Город стар, город болен. Город пережил несколько нашествий. Город пропах страхом и смертью. А люди, те, что гордо именовали себя горожанами, несмотря на вшей и струпья, несмотря на землистые нездоровые лица обитателей катакомб и подвалов, несмотря на необходимость питаться чем придется – дерном, трупами животных, а порой и человеческим мясом, – они никуда не ушли из города. Да и куда они могли уйти?

На востоке свирепствовали банды, но в город не входили, опасаясь нелюдей-прыгунов. На севере в лесных чащах охотились бесшумные быстрые твари, по внешнему виду напоминающие лошадей, но с острыми костяными иглами на боках и холке, которыми со смертельной ловкостью вспарывали плоть неосторожным путникам. Юг был выжжен и высосан радиацией настолько, что земля светилась голубоватым мертвым светом, отчетливо видимым ночью; а в тумане, что постоянно висел, застилая чахоточное солнце, двигались, причудливо изгибаясь, смутные желтые тени: не то мутанты, не то демоны. Северо-запад зиял исполинской ямищей, заглянуть в которую охотников не находилось. Из бездонной глубины тянуло сладким смрадом, порой доносились слабые голоса, словно бы птичьи и детские одновременно.

Короче говоря, выхода из города не было. Каменные обрубки и развалины, перекошенные в плесневеющей улыбке щели подвалов, нагромождения ржавых свай, битого стекла и гнилых тряпок в лужах расплавленной пластмассы, фантастическое переплетение проводов, обнаженной арматуры и робких виноградных побегов, – все это держало горсточку чудом выживших и выживающих людей в уродливых ладонях; изувеченный город по-своему, по-сиротски пытался помочь своим бледным детям.

А покрышки горели не случайно. Дым отпугивал крыс. От дыма у них слезились глаза и портился нюх, и они не могли взять след беглецов. Люди, укрывшиеся в бомбоубежище под мостом, знали, что это ненадолго. Рано или поздно покрышки догорят, и крысы, влекомые жадной яростью голода, придут за ними. Груда железа, забившая вход, металлические листы и трубы, с величайшим трудом воздвигнутая баррикада не выдержит бурного звериного натиска, и все будет кончено в считанные минуты.

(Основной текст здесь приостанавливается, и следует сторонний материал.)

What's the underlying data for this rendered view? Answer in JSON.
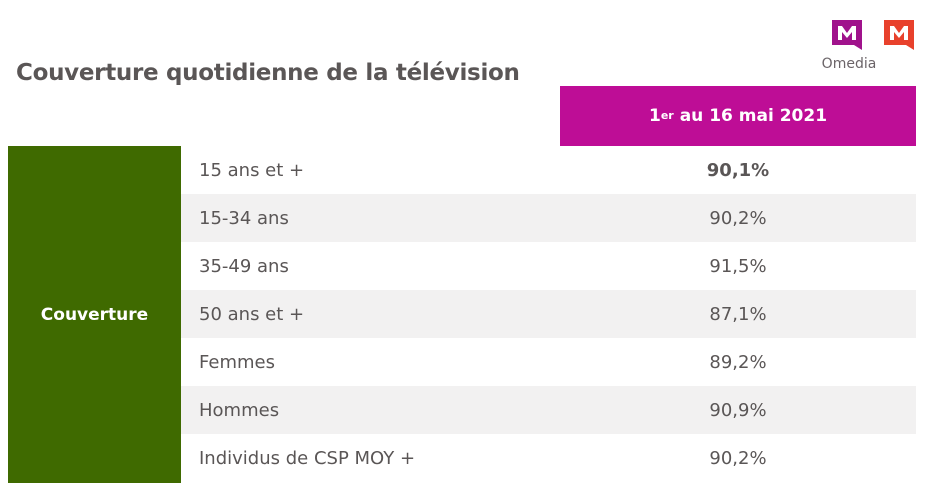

Дети сидели на полу безмолвной кучкой, почесываясь под лохмотьями. Самые маленькие спали. Взрослые негромко перешептывались в полумраке; некоторые стояли, бессильно прислонясь к щербатым стенам, иные сидели на корточках, низко повесив головы и равнодушно уставясь в пол. Лица взрослых и лица детей одинаково усталы, черны, безразличны. Женщины пытались было плакать, но раскашлялись от гари и поспешили проглотить слезы.

Вся беда в том, что зима выдалась слишком голодной. Крысы совсем взбесились, сотни разъяренных тварей размером с собаку носились по городу, сбивались в стаи, стаи дрались насмерть, но пищи все равно не хватало, и крысы пошли на отчаянный шаг – заключили союз с прыгунами.

Некогда прыгуны были подобны людям. До войны эти существа гордо именовались Homo Super, сильная раса, другая порода. Измененный генетический код позволял этим созданиям, не знающим ни усталости, ни сомнений, двигаться быстрее и легче, расходовать силы экономнее и проще, ощущать сильнее. Длинные ноги, из-за которых они и получили свое прозвище, никогда не пребывали в покое. Даже во сне (а спали они часа два-три в сутки) пальцы ног шевелились, подрагивали. Бессловесный покорный пролетариат, выведенный искусственным путем, чтобы служить людям, за годы послевоенной разрухи тотально мутировал, опустившись до дикого, первобытного состояния. Их постоянные войны с крысами носили артистический характер. Словно участники пародийной корриды, они возвышались над серыми тварями на длинных ногах-ходулях, а жесты их были быстры и грациозны. Крысы шипели, кидались, намереваясь вцепиться когтями и зубами, разорвать врага; прыгуны двигались чуть наигранно, словно в рассеянности – внезапно перепрыгивая своих противников, оказывались совсем в другом месте, чем до того. Иногда крысам везло, и они разрывали неудачливого прыгуна на части с необычайной свирепостью и в глумлении нанизывали отдельные куски его тела на острые сучья деревьев или прутья арматуры, выставляя их на посмешище, как дикие племена в старину украшали свои жилища черепами поверженных врагов. Прыгуны и крысы презирали друг друга, и то, что эти давние враги объединились, означало одно – людям не на что было больше надеяться.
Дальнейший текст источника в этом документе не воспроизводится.